As the nature of the psychic war has become more terminal in An American Dream, so has the author’s reliance upon the saving power of style—the assertion of personality in a moral vacuum—to resurrect at least a vestige of sense, a trace of the good life of the mind, from the morass of cheap dreams into which we have betrayed ourselves. The opening paragraph, with its witty and bitter invocation of the Fitzgerald tradition in American writing, heralds the most rewarding feature of Rojack’s narrative, the virtually uninterrupted, monologistic parody of classic American fiction which underlies the action of the “American Dream,” and which, as parody, makes the book’s strongest and most clever point about the encroachments of nightmare upon our own best vision of ourselves.
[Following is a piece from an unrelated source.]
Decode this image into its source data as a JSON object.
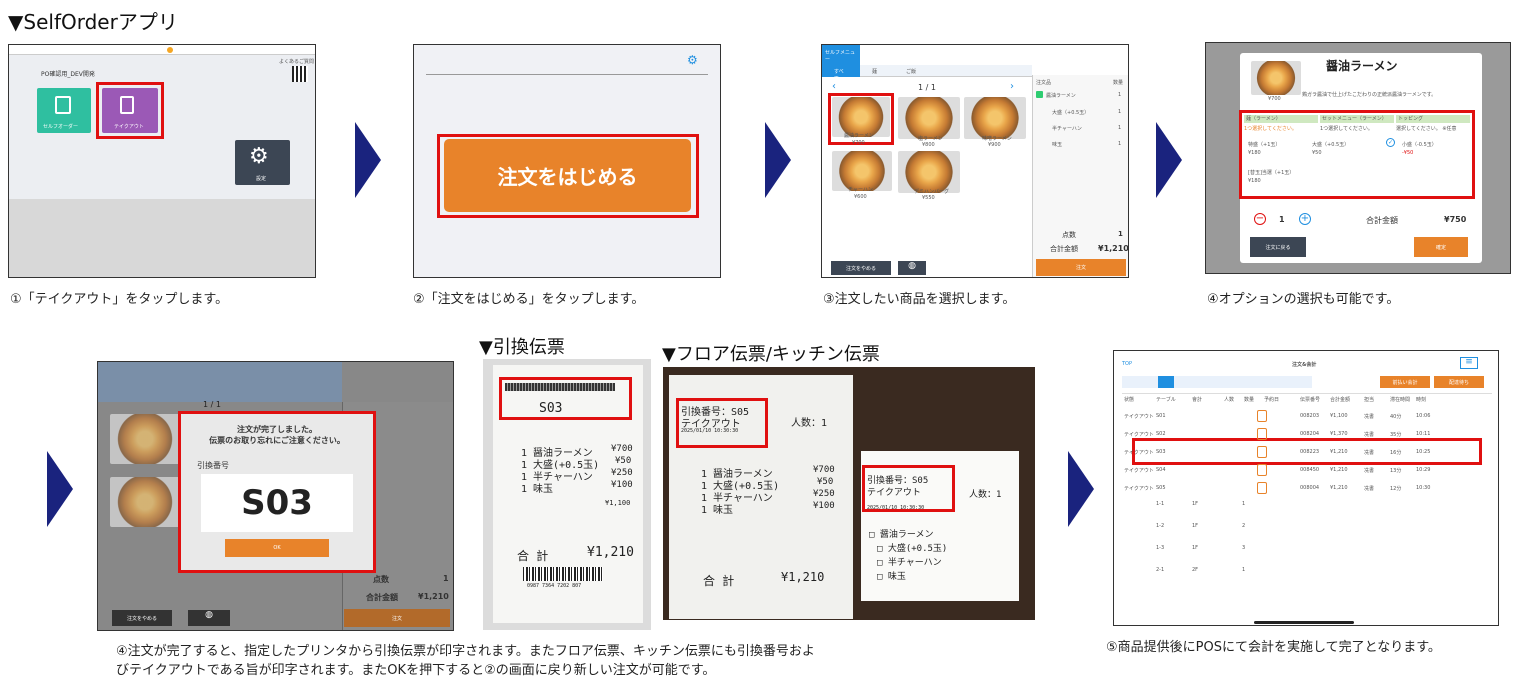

The man who dedicates his life to the discovery of his own, inalienable and distinctively personal style is likely to find, at the end, that there is no style, no voice which is his own, which is not borrowed or unconsciously adapted from another writer, another man. This is very old wisdom, of course, but wisdom which our age has had to rediscover in a particularly passionate, disturbing fashion. And Mailer is, if not our most self-conscious explorer of the dialectics of style and originality, at least its exemplary and most highly intelligent victim. All his books, as I have indicated, have tended toward parody in one way or another. But it was not until sometime between An American Dream and his next novel, Why Are We in Vietnam?, that he discovered, in parody itself, his most sourly efficient political and fictive style.